TFLite Micro Add Layer - INT8 models

The general approach in TFLite Micro (Quantized) for layers such as Convolution, Multiplication is that the operation is performed and the resulting tensor is Scaled/Saturated (SaturatingRoundingDoublingHighMul followed by RoundingDivideByPOT )

However the Add Operation seems to have a different approach.
The input tensors are first scaled/saturated, the resulting tensor after computation is also scaled/saturated.
Any mathematical reason as to why the add layer needs this preprocessing?

The same computational approach is also followed in CMSIS-NN for Add layer.
(arm_nn_requantize function from arm_nnsupportfunctions.h)

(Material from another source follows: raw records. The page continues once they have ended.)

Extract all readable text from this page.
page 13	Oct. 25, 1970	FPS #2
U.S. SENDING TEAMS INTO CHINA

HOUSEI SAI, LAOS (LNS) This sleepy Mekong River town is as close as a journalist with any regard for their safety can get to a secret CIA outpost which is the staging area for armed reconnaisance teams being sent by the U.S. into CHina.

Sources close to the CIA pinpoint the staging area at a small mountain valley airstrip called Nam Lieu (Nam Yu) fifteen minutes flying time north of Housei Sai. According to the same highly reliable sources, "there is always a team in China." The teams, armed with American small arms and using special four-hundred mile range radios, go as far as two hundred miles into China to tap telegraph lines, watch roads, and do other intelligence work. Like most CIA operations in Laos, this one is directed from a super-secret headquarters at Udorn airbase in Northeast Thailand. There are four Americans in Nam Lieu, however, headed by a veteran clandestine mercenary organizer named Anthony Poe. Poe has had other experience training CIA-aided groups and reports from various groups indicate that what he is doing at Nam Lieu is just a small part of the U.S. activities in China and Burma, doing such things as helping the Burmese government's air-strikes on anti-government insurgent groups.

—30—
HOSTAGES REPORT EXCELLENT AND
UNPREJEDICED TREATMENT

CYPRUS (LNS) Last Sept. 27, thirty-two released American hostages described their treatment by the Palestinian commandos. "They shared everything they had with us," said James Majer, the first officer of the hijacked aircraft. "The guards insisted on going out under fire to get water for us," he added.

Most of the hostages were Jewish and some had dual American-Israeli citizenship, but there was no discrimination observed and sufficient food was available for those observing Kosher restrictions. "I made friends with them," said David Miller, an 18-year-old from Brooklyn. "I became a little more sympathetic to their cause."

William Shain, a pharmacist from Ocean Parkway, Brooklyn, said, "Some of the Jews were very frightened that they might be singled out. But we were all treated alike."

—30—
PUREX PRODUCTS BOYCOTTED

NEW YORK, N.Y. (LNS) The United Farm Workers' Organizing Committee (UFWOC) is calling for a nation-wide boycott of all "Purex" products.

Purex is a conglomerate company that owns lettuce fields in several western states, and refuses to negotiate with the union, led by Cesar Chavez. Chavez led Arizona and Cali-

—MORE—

Curious to know the mathematical implications behind this.

Hi @Sundari_Swathy_Meena,

Sorry for the delayed response. The main reason to scaled the input tensor before add operation is to avoid numerical overflow and underflow in TFLite Micro and CMSIS-NN, especially working with low-precision fixed-point arithmetic. But in case of multiplication the operand is already a quantized_multiplier.

RoundingDivideByPOT(SaturatingRoundingDoublingHighMul(
                                 x * (1 << left_shift), quantized_multiplier),
                             right_shift);

Thank You